Post Of The Week – Saturday December 12th 2015

1) TED – Daniel Levitin On Stress

In this video, Daniel Levitin explains what stress does to our thinking and explains what we might do about it. Along the way, he refers to NNT, Number Needed To Treat, a concept from medical statistics which we use when looking at therapies for Depression.


2) Researching Anti-Stigma Campaigns

We have spent some time this week thinking about the Time To Change campaign as an example of minority social influence: a small group with a consistent but flexible message to which they are committed try to influence the attitudes, beliefs and behaviour of a larger group. It is reasonable to ask whether such interventions work, particularly at a time when mental health represents such a substantial disease burden across the globe.

This article reviews what is known. Anti-stigma campaigns work in general and work on attitudes and knowledge more than on behaviour. In which particular settings they work and how they actually reduce stigma is less clear. Getting rid of stigma is not just about making the world a nicer place. Stigma stops people accessing therapy and getting better.


3) Major Depression And Inflammation

Biological explanations of depression based on the serotonin system are increasingly seen as inadequate. There is no real evidence that depression comes about through lack of serotonin. Other attempts to explain depression biologically are therefore in play.

This article refers to research about the effects of inflammation on the brain. As with other such explanations, once we know why something happens, we can begin to treat it.


4) CBT and IPT

IPT sometimes gets treated as the poor relation in he resources we use in our course. It’s the one you have to do alongside CBT, which is much more common and rather better researched.

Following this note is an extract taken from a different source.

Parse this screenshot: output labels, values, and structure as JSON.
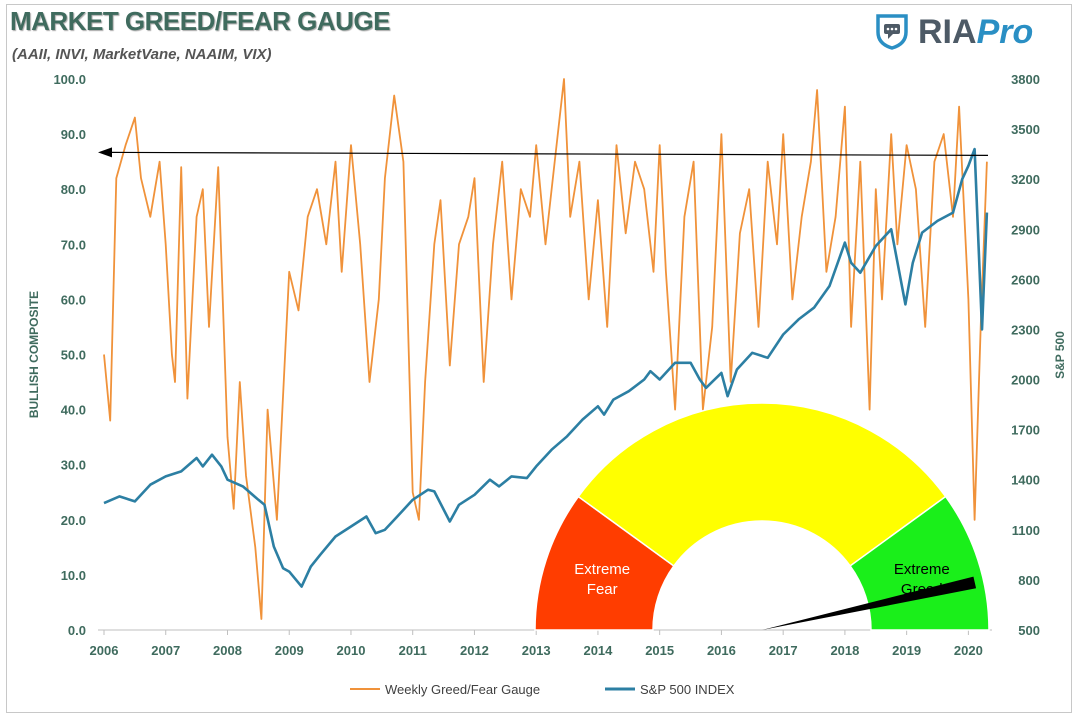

This article considers the effectiveness of IPT and CBT for young people aged between 6 and 18 years who suffer from depression. Both IPT and CBT work. IPT seems to be a bit better in the long term and also to be more acceptable to people. What’s most interesting here is the type of advanced meta-analysis which is used which incorporates connections between different types of data. Pim Cuijpers, whose work we use on the course, is one of the authors of the original paper.


5) NPR On Obesity

NPR has been running some pieces on obesity this week. Here is a piece on  the food industry manipulates the types of food we eat.

Here’s Francis Collins of NIH on interventions for obesity.

Collins has something to say about concordance in twins for obesity and about the genetic basis of obesity.


6) BPS Research Digest

The digest which this blog imitates is 10 years old and there is a report about a birthday party and some other fine links on this week’s edition.